Friday, June 21, 2013

Lisa-ann Gershwin's "Stung!"

Lisa-ann Gershwin is director of the Australian Marine Stinger Advisory Services. She was awarded a Fulbright in 1998 for her studies on jellyfish blooms and evolution, and since that time has discovered over 150 new species—including at least sixteen types of jellyfish that are highly dangerous, as well as a new species of dolphin—and has written for numerous scientific and popular publications.

She applied the “Page 99 Test” to her new book, Stung!: On Jellyfish Blooms and the Future of the Ocean, and reported the following:
Bummer. How sad that it’s not The Page 43 Test, where one of the worst cases of introduced species and jellyfish blooms in history weaves the stories of impacts and jellyfish.

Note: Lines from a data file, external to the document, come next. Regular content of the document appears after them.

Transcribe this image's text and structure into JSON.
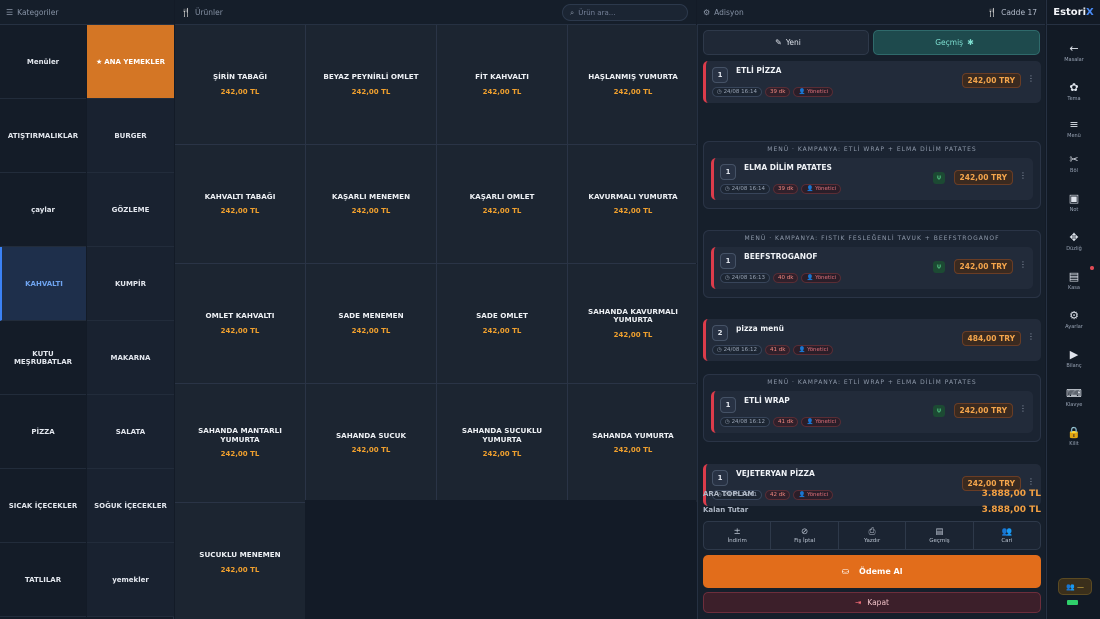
{
  "header": {
    "categories_title": "Kategoriler",
    "products_title": "Ürünler",
    "search_placeholder": "Ürün ara...",
    "cart_title": "Adisyon",
    "table_label": "Cadde 17"
  },
  "categories": [
    "Menüler",
    "ANA YEMEKLER",
    "ATIŞTIRMALIKLAR",
    "BURGER",
    "çaylar",
    "GÖZLEME",
    "KAHVALTI",
    "KUMPİR",
    "KUTU MEŞRUBATLAR",
    "MAKARNA",
    "PİZZA",
    "SALATA",
    "SICAK İÇECEKLER",
    "SOĞUK İÇECEKLER",
    "TATLILAR",
    "yemekler"
  ],
  "active_category": "KAHVALTI",
  "products": [
    {
      "name": "ŞİRİN TABAĞI",
      "price": "242,00 TL"
    },
    {
      "name": "BEYAZ PEYNİRLİ OMLET",
      "price": "242,00 TL"
    },
    {
      "name": "FİT KAHVALTI",
      "price": "242,00 TL"
    },
    {
      "name": "HAŞLANMIŞ YUMURTA",
      "price": "242,00 TL"
    },
    {
      "name": "KAHVALTI TABAĞI",
      "price": "242,00 TL"
    },
    {
      "name": "KAŞARLI MENEMEN",
      "price": "242,00 TL"
    },
    {
      "name": "KAŞARLI OMLET",
      "price": "242,00 TL"
    },
    {
      "name": "KAVURMALI YUMURTA",
      "price": "242,00 TL"
    },
    {
      "name": "OMLET KAHVALTI",
      "price": "242,00 TL"
    },
    {
      "name": "SADE MENEMEN",
      "price": "242,00 TL"
    },
    {
      "name": "SADE OMLET",
      "price": "242,00 TL"
    },
    {
      "name": "SAHANDA KAVURMALI YUMURTA",
      "price": "242,00 TL"
    },
    {
      "name": "SAHANDA MANTARLI YUMURTA",
      "price": "242,00 TL"
    },
    {
      "name": "SAHANDA SUCUK",
      "price": "242,00 TL"
    },
    {
      "name": "SAHANDA SUCUKLU YUMURTA",
      "price": "242,00 TL"
    },
    {
      "name": "SAHANDA YUMURTA",
      "price": "242,00 TL"
    },
    {
      "name": "SUCUKLU MENEMEN",
      "price": "242,00 TL"
    }
  ],
  "cart": {
    "new_label": "Yeni",
    "history_label": "Geçmiş",
    "items": [
      {
        "qty": "1",
        "name": "ETLİ PİZZA",
        "time": "24/08 16:14",
        "mins": "39 dk",
        "user": "Yönetici",
        "price": "242,00 TRY",
        "group": ""
      },
      {
        "qty": "1",
        "name": "ELMA DİLİM PATATES",
        "time": "24/08 16:14",
        "mins": "39 dk",
        "user": "Yönetici",
        "price": "242,00 TRY",
        "group": "MENÜ · KAMPANYA: ETLİ WRAP + ELMA DİLİM PATATES"
      },
      {
        "qty": "1",
        "name": "BEEFSTROGANOF",
        "time": "24/08 16:13",
        "mins": "40 dk",
        "user": "Yönetici",
        "price": "242,00 TRY",
        "group": "MENÜ · KAMPANYA: FISTIK FESLEĞENLİ TAVUK + BEEFSTROGANOF"
      },
      {
        "qty": "2",
        "name": "pizza menü",
        "time": "24/08 16:12",
        "mins": "41 dk",
        "user": "Yönetici",
        "price": "484,00 TRY",
        "group": ""
      },
      {
        "qty": "1",
        "name": "ETLİ WRAP",
        "time": "24/08 16:12",
        "mins": "41 dk",
        "user": "Yönetici",
        "price": "242,00 TRY",
        "group": "MENÜ · KAMPANYA: ETLİ WRAP + ELMA DİLİM PATATES"
      },
      {
        "qty": "1",
        "name": "VEJETERYAN PİZZA",
        "time": "24/08 16:11",
        "mins": "42 dk",
        "user": "Yönetici",
        "price": "242,00 TRY",
        "group": ""
      }
    ],
    "subtotal_label": "ARA TOPLAM",
    "subtotal": "3.888,00 TL",
    "remaining_label": "Kalan Tutar",
    "remaining": "3.888,00 TL",
    "actions": [
      "İndirim",
      "Fiş İptal",
      "Yazdır",
      "Geçmiş",
      "Cari"
    ],
    "pay_label": "Ödeme Al",
    "close_label": "Kapat"
  },
  "sidebar": {
    "brand_main": "Estori",
    "brand_accent": "X",
    "items": [
      "Masalar",
      "Tema",
      "Menü",
      "Böl",
      "Not",
      "Düzliğ",
      "Kasa",
      "Ayarlar",
      "Bilanç",
      "Klavye",
      "Kilit"
    ]
  },
  "colors": {
    "accent_orange": "#e26d1b",
    "price_orange": "#f0a02e",
    "active_blue": "#3b82f6",
    "danger_red": "#dc3c4b",
    "teal": "#1e4a4d"
  },
  "user_chip": "—"
}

Or p111, from which the lesser-known implications of fishing are discussed as a powerful basis for ecosystem change. Or p161, where a vignette on the giant jellyfish wreaking havoc on Asian fishing grounds leads into the extremely serious problem of too much fertilizer in coastal waters. Or p232, where climate change is presented in plain English: not the politics of it, but the problems with warmer waters that are occurring now, regardless of whether one chooses to believe that it is natural or man-made. Or p288, with a poem about red tides and toxic algae (yeah, really!). Or p317, where the three primary effects of ocean acidification are discussed, along with how our uncontrolled global atmospheric CO2 experiment has gone terribly wrong. Or p334, where I quote from the big cheeses in different fields of marine and atmospheric research, on how bad things really are... not someday, but now.

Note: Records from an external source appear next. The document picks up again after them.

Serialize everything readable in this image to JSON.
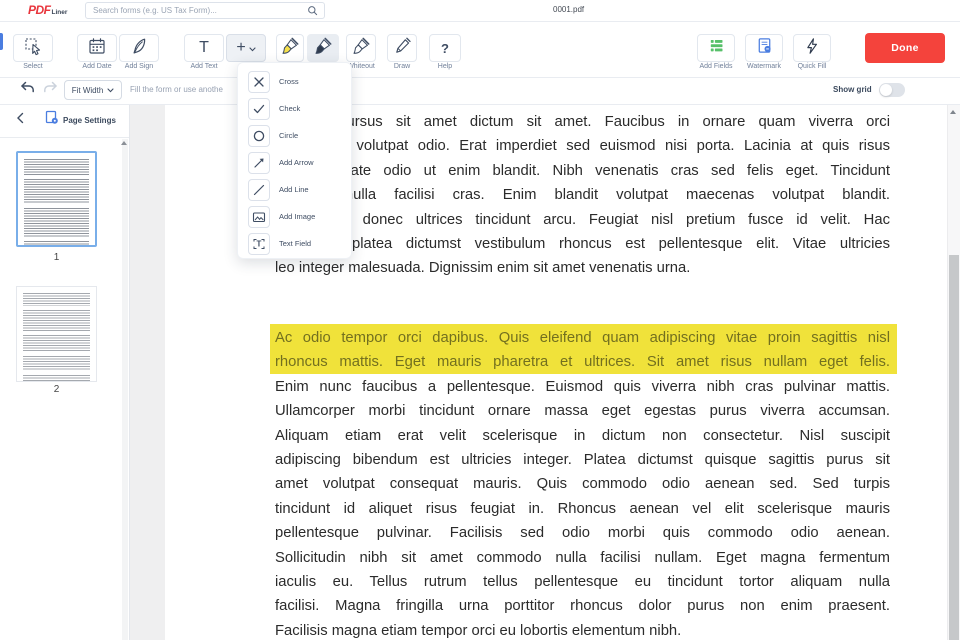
{
  "topbar": {
    "logo_pdf": "PDF",
    "logo_liner": "Liner",
    "search_placeholder": "Search forms (e.g. US Tax Form)...",
    "document_title": "0001.pdf"
  },
  "toolbar": {
    "select_label": "Select",
    "add_date_label": "Add Date",
    "add_sign_label": "Add Sign",
    "add_text_label": "Add Text",
    "whiteout_label": "Whiteout",
    "draw_label": "Draw",
    "help_label": "Help",
    "add_fields_label": "Add Fields",
    "watermark_label": "Watermark",
    "quick_fill_label": "Quick Fill",
    "done_label": "Done"
  },
  "insert_menu": {
    "items": [
      {
        "label": "Cross"
      },
      {
        "label": "Check"
      },
      {
        "label": "Circle"
      },
      {
        "label": "Add Arrow"
      },
      {
        "label": "Add Line"
      },
      {
        "label": "Add Image"
      },
      {
        "label": "Text Field"
      }
    ]
  },
  "controls": {
    "zoom_mode": "Fit Width",
    "hint_text": "Fill the form or use anothe",
    "show_grid_label": "Show grid",
    "show_grid_on": false
  },
  "sidebar": {
    "page_settings_label": "Page Settings",
    "pages": [
      {
        "number": "1",
        "selected": true
      },
      {
        "number": "2",
        "selected": false
      }
    ]
  },
  "document": {
    "paragraph1_lines": [
      "Pretium cursus sit amet dictum sit amet. Faucibus in ornare quam viverra orci",
      "sagittis eu volutpat odio. Erat imperdiet sed euismod nisi porta. Lacinia at quis risus",
      "sed vulputate odio ut enim blandit. Nibh venenatis cras sed felis eget. Tincidunt",
      "aliquam nulla facilisi cras. Enim blandit volutpat maecenas volutpat blandit.",
      "scelerisque donec ultrices tincidunt arcu. Feugiat nisl pretium fusce id velit. Hac",
      "habitasse platea dictumst vestibulum rhoncus est pellentesque elit. Vitae ultricies",
      "leo integer malesuada. Dignissim enim sit amet venenatis urna."
    ],
    "paragraph2_lines": [
      {
        "text": "Ac odio tempor orci dapibus. Quis eleifend quam adipiscing vitae proin sagittis nisl",
        "highlighted": true
      },
      {
        "text": "rhoncus mattis. Eget mauris pharetra et ultrices. Sit amet risus nullam eget felis.",
        "highlighted": true
      },
      {
        "text": "Enim nunc faucibus a pellentesque. Euismod quis viverra nibh cras pulvinar mattis.",
        "highlighted": false
      },
      {
        "text": "Ullamcorper morbi tincidunt ornare massa eget egestas purus viverra accumsan.",
        "highlighted": false
      },
      {
        "text": "Aliquam etiam erat velit scelerisque in dictum non consectetur. Nisl suscipit",
        "highlighted": false
      },
      {
        "text": "adipiscing bibendum est ultricies integer. Platea dictumst quisque sagittis purus sit",
        "highlighted": false
      },
      {
        "text": "amet volutpat consequat mauris. Quis commodo odio aenean sed. Sed turpis",
        "highlighted": false
      },
      {
        "text": "tincidunt id aliquet risus feugiat in. Rhoncus aenean vel elit scelerisque mauris",
        "highlighted": false
      },
      {
        "text": "pellentesque pulvinar. Facilisis sed odio morbi quis commodo odio aenean.",
        "highlighted": false
      },
      {
        "text": "Sollicitudin nibh sit amet commodo nulla facilisi nullam. Eget magna fermentum",
        "highlighted": false
      },
      {
        "text": "iaculis eu. Tellus rutrum tellus pellentesque eu tincidunt tortor aliquam nulla",
        "highlighted": false
      },
      {
        "text": "facilisi. Magna fringilla urna porttitor rhoncus dolor purus non enim praesent.",
        "highlighted": false
      },
      {
        "text": "Facilisis magna etiam tempor orci eu lobortis elementum nibh.",
        "highlighted": false
      }
    ]
  },
  "colors": {
    "accent_red": "#f4433c",
    "brand_red": "#e8353c",
    "link_blue": "#4a7de0",
    "fields_green": "#57c06a",
    "highlight_yellow": "#f0e23a",
    "selected_thumb_border": "#79aee9"
  }
}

In fact, p99 discusses how jellyfish are so damn good at taking over distressed ecosystems, which is only part of what the book is about. In a nutshell, Stung! is about disturbances and their unanticipated and unwanted consequences. Jellyfish are a visible indicator that something is out of balance, and are merely responding to environmental stimuli. Lucky them that we are causing more of the conditions in which they prosper: warmer water so they grow faster and breed more, fewer predators and competitors, plenty of fresh surfaces on which to settle ... lucky them!

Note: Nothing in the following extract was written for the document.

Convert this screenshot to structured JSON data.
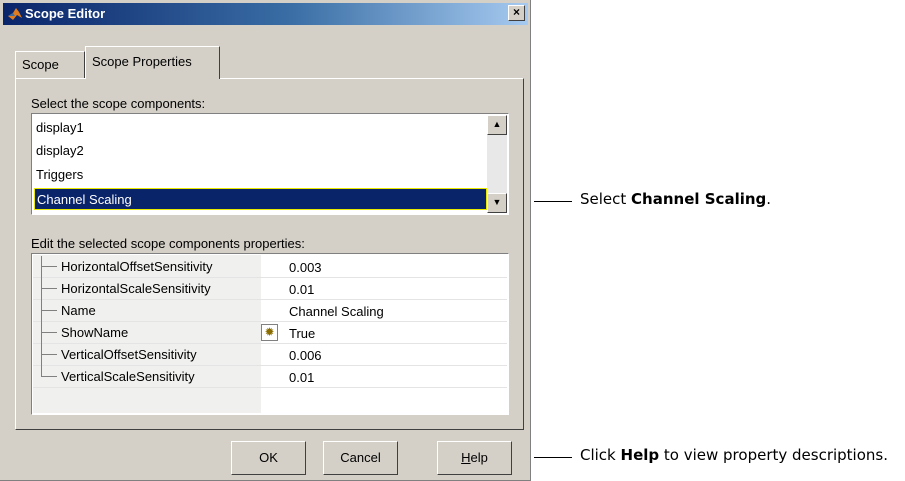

But what about us? What if we don’t want collapsed fisheries and corrosive ocean waters and dead zones and mid-ocean garbage patches and toxic food? Bummer again, because these things are already happening around us, and it appears that we have passed a tipping point from which we can return. We now have to decide whether we want to keep hurtling down this same path – at breakneck speed toward a crummier way of life – or if there is value in slowing it so that our kids might have a better chance to salvage the ruins of our success. We have a choice.